Tout ce qui vit est en mouvement et se transforme. Le péril n'est
pas tant dans le déclin que dans l'ascension. Combien de personnes
saines, fortes et robustes sont terrassées soudainement par la mort,
soit à l'âge florissant soit en pleine maturité. C'est
que le flux du cerveau se précipite comme une pluie d'orage, tandis
qu'ils se fait tout doucement pour les natures maladives, dont la vie précaire
se prolonge indéfiniment.
Cette théorie est de tout point contraire à celle de Cervantès suivant lequel la folie de Don Quichotte fut le résultat des veilles prolongées qui desséchèrent à tel point le cerveau du bon chevalier, qu'il en perdit la raison. Ce rapprochement n'étonnera pas ceux qui savent que les médecins espagnols, à l'époque, considéraient Cervantès comme une autorité en pathologie mentale. Sabuco, souvent péremptoire, ici encore revendique l'excellence de sa doctrine, puisqu'elle va jusqu'à prétendre que les vieillards engendrent des enfants très intelligents. L'antithèse du sec et de l'humide avec celle du chaud et du froid ont servi de base pendant vingt siècles à la médecine humorale; les qualités premières répondaient aux quatre éléments. Au lieu de s'aventurer en des explications subtiles Sabuco remarque finement que les fruits produits par des terres humides ont moins de saveur et de durée. Du reste elle raille agréablement les hypothèses des Anciens sur les années climatériques et leurs combinaisons de chiffres cabalistiques. A propos de la croissance et de la décroissance du coeur, imaginée par les Egyptiens, elle se sert d'une formule, qui revient souvent sous sa plume, notamment contre les médecins : Cuncta errore plena. Ce qu'elle a fort bien vu, c'est qu'en tout, la période d'état est de beaucoup la plus courte, et que les changements insensibles qui se font dans les périodes ascendante et descendante de la vie transforment profondément le tempérament, le caractère, les moeurs, les passions et toutes les fonctions de l'organisme, bref le physique comme le moral.

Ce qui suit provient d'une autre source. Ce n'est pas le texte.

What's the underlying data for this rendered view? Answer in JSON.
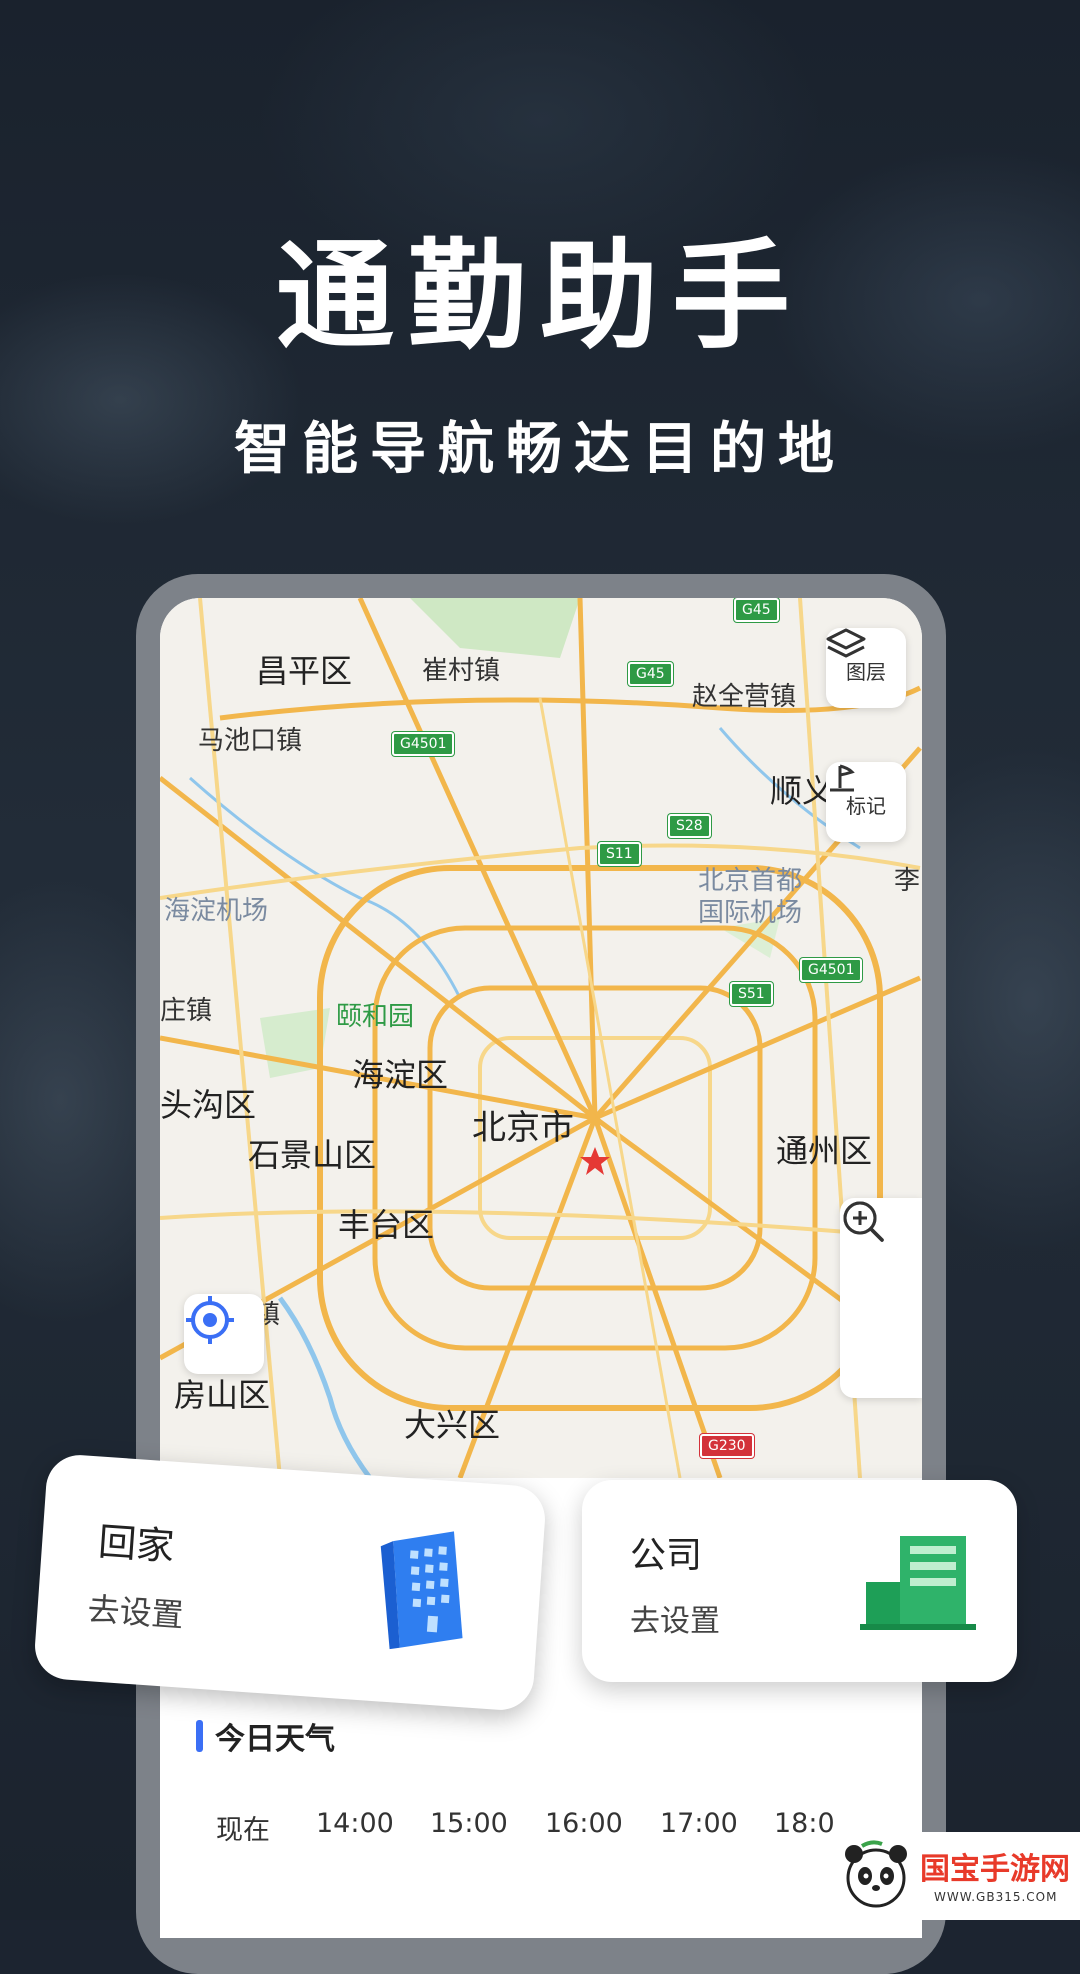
{
  "hero": {
    "title": "通勤助手",
    "subtitle": "智能导航畅达目的地"
  },
  "map": {
    "labels": {
      "changping": "昌平区",
      "cuicun": "崔村镇",
      "zhaoquanying": "赵全营镇",
      "machikou": "马池口镇",
      "shunyi": "顺义",
      "haidian_airport": "海淀机场",
      "capital_airport_1": "北京首都",
      "capital_airport_2": "国际机场",
      "li": "李",
      "zhuang": "庄镇",
      "yiheyuan": "颐和园",
      "haidian": "海淀区",
      "toutougou": "头沟区",
      "beijing": "北京市",
      "tongzhou": "通州区",
      "shijingshan": "石景山区",
      "fengtai": "丰台区",
      "zhen": "镇",
      "fangshan": "房山区",
      "daxing": "大兴区"
    },
    "shields": {
      "g45_top": "G45",
      "g45": "G45",
      "g4501_left": "G4501",
      "s28": "S28",
      "s11": "S11",
      "g4501_right": "G4501",
      "s51": "S51",
      "g230": "G230"
    },
    "controls": {
      "layers_label": "图层",
      "mark_label": "标记"
    }
  },
  "cards": {
    "home": {
      "title": "回家",
      "action": "去设置"
    },
    "office": {
      "title": "公司",
      "action": "去设置"
    }
  },
  "weather": {
    "title": "今日天气",
    "times": [
      "现在",
      "14:00",
      "15:00",
      "16:00",
      "17:00",
      "18:0"
    ]
  },
  "watermark": {
    "brand": "国宝手游网",
    "url": "WWW.GB315.COM"
  },
  "colors": {
    "accent": "#3b6ff5",
    "road_major": "#f2b64b",
    "road_minor": "#f7d78a",
    "shield_green": "#2e9a45",
    "office_green": "#2fb36a",
    "home_blue": "#2f7ef0"
  }
}
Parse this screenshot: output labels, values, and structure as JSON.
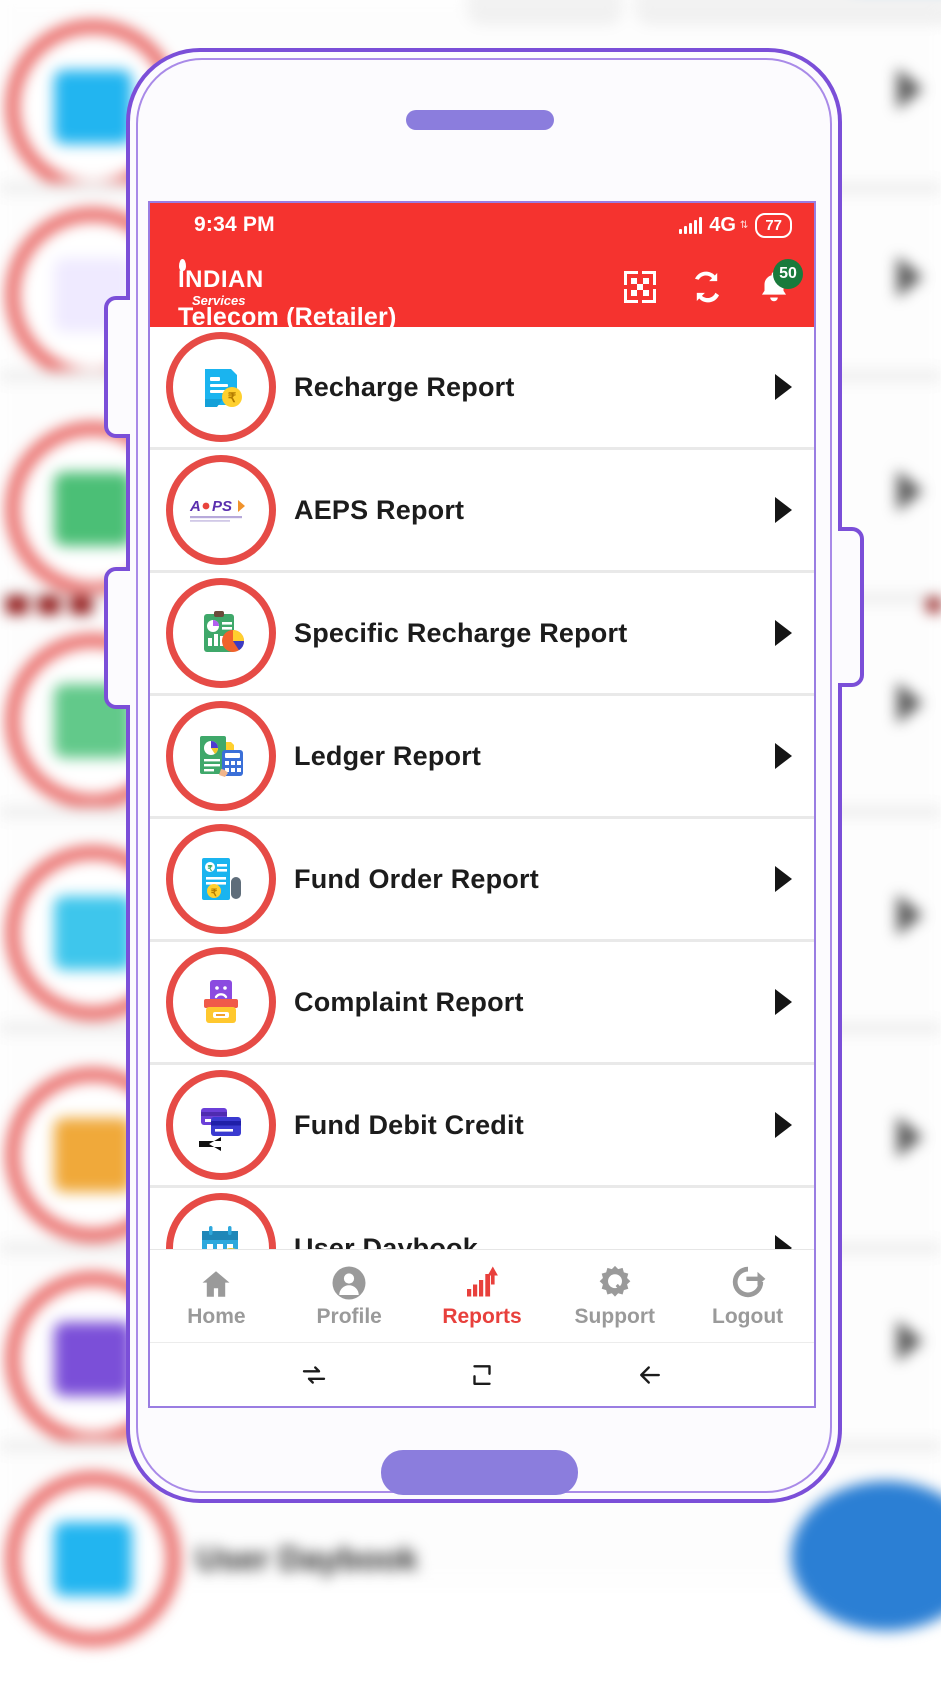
{
  "app": {
    "brand_name": "INDIAN",
    "brand_sub": "Services",
    "title": "Telecom (Retailer)"
  },
  "status_bar": {
    "time": "9:34 PM",
    "network": "4G",
    "network_sub": "⇅",
    "battery": "77"
  },
  "header_actions": {
    "qr_icon": "qr-scan-icon",
    "refresh_icon": "refresh-icon",
    "notification_icon": "bell-icon",
    "notification_count": "50"
  },
  "colors": {
    "brand_red": "#f5332f",
    "accent_red": "#e8403c",
    "badge_green": "#1a7a3c",
    "frame_purple": "#7b4fd8",
    "muted_gray": "#9a9a9a"
  },
  "report_list": [
    {
      "label": "Recharge Report",
      "icon": "recharge-report-icon"
    },
    {
      "label": "AEPS Report",
      "icon": "aeps-report-icon"
    },
    {
      "label": "Specific Recharge Report",
      "icon": "specific-recharge-report-icon"
    },
    {
      "label": "Ledger Report",
      "icon": "ledger-report-icon"
    },
    {
      "label": "Fund Order Report",
      "icon": "fund-order-report-icon"
    },
    {
      "label": "Complaint Report",
      "icon": "complaint-report-icon"
    },
    {
      "label": "Fund Debit Credit",
      "icon": "fund-debit-credit-icon"
    },
    {
      "label": "User Daybook",
      "icon": "user-daybook-icon"
    }
  ],
  "bottom_nav": [
    {
      "label": "Home",
      "icon": "home-icon",
      "active": false
    },
    {
      "label": "Profile",
      "icon": "profile-icon",
      "active": false
    },
    {
      "label": "Reports",
      "icon": "reports-chart-icon",
      "active": true
    },
    {
      "label": "Support",
      "icon": "gear-wrench-icon",
      "active": false
    },
    {
      "label": "Logout",
      "icon": "logout-icon",
      "active": false
    }
  ],
  "system_nav": [
    {
      "icon": "recent-apps-icon"
    },
    {
      "icon": "home-square-icon"
    },
    {
      "icon": "back-arrow-icon"
    }
  ],
  "aeps_logo_text": "AePS"
}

Le tableau des changements insensibles est digne d'un médecin physiologiste, d'un moraliste observateur et d'un peintre de sentiments et d'idées. Oliva Sabuco n'a rien emprunté aux peintures classiques des divers âges de la vie, et les siennes sont si vraies, si vivantes, qu'elles échappent à l'analyse : il faudrait les reproduire avec sa vigueur de pinceau. Le reste de l'ouvrage.
Le
monde tel qu'il est.
Sabuco, adoptant la conception encore dominante
à l'heure même où la révolution
copernicienne est déjà engagée, évoque
la structure géocentrique du monde qu'elle compare à un oeuf
d'autruche, avec son jaune (la Terre),
ses trois blancs (l'eau, l'air et le feu) et ses onze coquilles emboîtées
(sept cieux porteurs des sept astres, dans cet ordre : Lune,
Mercure,
Vénus,
Soleil
(176 fois plus gros que la Terre), Mars,
Jupiter,
Saturne;
le huitième ciel est celui des étoiles, parmi lesqueles quinze
sont 107 fois plus grosses que la Terre; le neuvième est le ciel
de cristal; le dixième le premier mobile, qui entraîne tous
les autres; le onzième ciel, au-delà duquel aucune matière
n'existe, est l'Empyrée, la demeure de
Dieu
et de la cour céleste).
Le Système du monde de Pierre Apian (Cosmographie, 1524). Elle explique ensuite avec clarté l'alternance des jours et des nuits, les saisons, les phases de la Lune, les éclipses, quelques phénomènes météorologiques. Rien d'original, et même des idées déjà dépassées à son époque. Mais le fait que l'auteure est tenu à insérer dans un ouvrage de médecine ces considérations illustre bien la visée holistique de tout son propos. L'amélioration
du monde et de ses républiques.
Sabuco est de nouveau à son affaire : c'est l'homme, sont sujet. « L'homme en chair et en os, celui qui naît souffre et meurt - surtout meurt - celui qui mange boit, joue, dort, pense aime », comme écrira plus tard Unamuno (1864-1936) au seuil de sa propre réflexion. Pour elle, il faut commencer par réformer la justice. Les procès sont une plaie : par les aigreurs, les colères qu'ils suscitent, ils sont néfastes pour la santé; beaucoup de personnes meurent à cause d'eux. Mieux vaux un arrangement boiteux qu'une procédure interminable. Trop de livres de droit, trop de lois, pas assez de clarté. A croire que les lois ont été faites seulement pour protéger ceux qui les ont écrites. Tout le monde, même les plus pauvres, devraient être en mesure de comprendre les lois et devraient aussi bénéficier de leur protection. Et puis, a-t-on besoin de perdre tant de temps à les apprendre pour savoir comment conduire sa vie? A l'image de Juan Luis Vivès, elle se montre préoccupée de la question sociale, du scandale de inégalités excessives. Des mesures doivent être prises pour réduire la pauvreté des laboureurs et des bergers. Leurs productions doivent être mieux rémunérées; des lois doivent les protéger contre les spoliations ou les frais inutiles qu'on leur impose. Il est nécessaire aussi d'améliorer l'accès à l'eau pour tous, et de développer les systèmes d'irrigation à grande échelle. On devrait faire venir des plantes utiles d'Amérique et les cultiver en Espagne. Des remarques sur l'hérédité des vertus et des vices conduisent ensuite Sabuco à évoquer une forme d'eugénisme, une démarche qu'elle juge bien préférable aux mariages arrangés qui ne cachent que de sombres histoires d'argent. Elle évoque ensuite des recettes pour engendrer soit des garçons, soit des filles. La
vraie médecine et la vraie philosophie.
In fine.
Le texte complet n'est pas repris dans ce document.